For Ally Kearney, a 31 records co-ordinator for local government in Melbourne, the fear of being stigmatised as silly, navel-gazing, weak or crazy meant she made three doctor's appointments at the age of 21 before she managed to talk about the depression which had affected her since the age of 16. At age 29 her diagnoses was changed to bipolar disorder. It was an enormous relief because it finally explained the periods of depression, where she withdrew and felt disconnected and periods of mania, where she would stay out socializing every night and take on too many projects.

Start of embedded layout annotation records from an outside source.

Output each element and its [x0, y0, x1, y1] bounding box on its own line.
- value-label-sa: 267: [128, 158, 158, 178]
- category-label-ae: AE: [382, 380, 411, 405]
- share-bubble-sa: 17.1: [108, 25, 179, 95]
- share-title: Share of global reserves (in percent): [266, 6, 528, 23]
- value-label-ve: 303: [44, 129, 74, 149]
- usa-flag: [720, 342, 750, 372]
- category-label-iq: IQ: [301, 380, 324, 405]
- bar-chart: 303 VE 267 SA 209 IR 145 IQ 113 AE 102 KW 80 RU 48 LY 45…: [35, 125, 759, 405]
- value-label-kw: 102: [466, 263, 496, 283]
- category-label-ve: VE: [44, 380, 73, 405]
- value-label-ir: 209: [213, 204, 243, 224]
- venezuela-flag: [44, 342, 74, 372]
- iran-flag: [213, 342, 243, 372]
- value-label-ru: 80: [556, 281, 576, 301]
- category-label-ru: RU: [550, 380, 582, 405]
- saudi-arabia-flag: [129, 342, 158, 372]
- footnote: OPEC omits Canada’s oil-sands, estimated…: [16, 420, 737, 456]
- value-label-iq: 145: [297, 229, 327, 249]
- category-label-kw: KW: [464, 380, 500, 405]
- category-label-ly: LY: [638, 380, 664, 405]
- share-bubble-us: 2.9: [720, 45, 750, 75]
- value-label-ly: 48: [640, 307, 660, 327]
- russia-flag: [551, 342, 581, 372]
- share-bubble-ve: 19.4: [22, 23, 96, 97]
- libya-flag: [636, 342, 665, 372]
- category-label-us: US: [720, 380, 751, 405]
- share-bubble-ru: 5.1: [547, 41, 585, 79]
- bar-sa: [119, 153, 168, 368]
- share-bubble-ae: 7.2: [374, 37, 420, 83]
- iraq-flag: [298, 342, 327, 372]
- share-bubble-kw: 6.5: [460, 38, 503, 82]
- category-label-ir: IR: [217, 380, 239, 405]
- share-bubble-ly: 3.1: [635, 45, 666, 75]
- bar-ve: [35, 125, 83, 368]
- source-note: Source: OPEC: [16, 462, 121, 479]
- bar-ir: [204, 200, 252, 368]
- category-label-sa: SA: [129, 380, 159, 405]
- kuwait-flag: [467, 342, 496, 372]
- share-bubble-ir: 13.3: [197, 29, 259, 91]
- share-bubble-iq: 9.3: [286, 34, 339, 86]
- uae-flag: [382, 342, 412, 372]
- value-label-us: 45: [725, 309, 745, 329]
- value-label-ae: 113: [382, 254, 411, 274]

In her last job of three and a half years, Kearney's employer knew of her mental health issues and was supportive, particularly two years into the job when she experienced an episode of depression and was voluntarily hospitalised for a month. On her return, her co-workers clearly wanted to help but some presumed her depression meant she couldn't handle any stress. She was also told someone in middle management had now lost all faith in her as promotion material. "It made me feel I had to work twice as hard as anyone else to prove my abilities," she explains. As a result Kearney has only just told several colleagues in her new job of eight months that she suffers from depression. "When you reveal you suffer depression it can be a very vulnerable place," she says. "Some people clearly feel afraid of you. Some steer clear. Or they blame you. What really helps is when you get that rare person who doesn't treat you like a child or a whinger but says – tell me what it's like to be depressed and if there is anything I can do to help you."

Depression is often the elephant in the room. "People find conversations of support very hard to start so they say nothing or say something very unhelpful such as 'life can't be that bad'", observes Griffiths. Concerning beyondblue research shows that 45% of people believe it best to 'keep out of someone's way and giving them space' when they are depressed while 34% think that telling the person with depression about their own problems would help them put things in perspective. In fact both these responses make the situation worse.

"When you're depressed you don't want anyone to fix you or to tell you someone is far worse off as this makes you feel ashamed," agrees Jen Ward, a 37 year old communications manager from Sydney who suffered post-natal depression twice after the birth of each of her two sons, now aged two and seven. "I shared my feelings with close long-term friends but clearly I worried about stigma. I didn't tell the women at mother’s group that I had PND because I thought I should have been coping better. Often all you need is someone to listen and believe you so you don't feel so alone."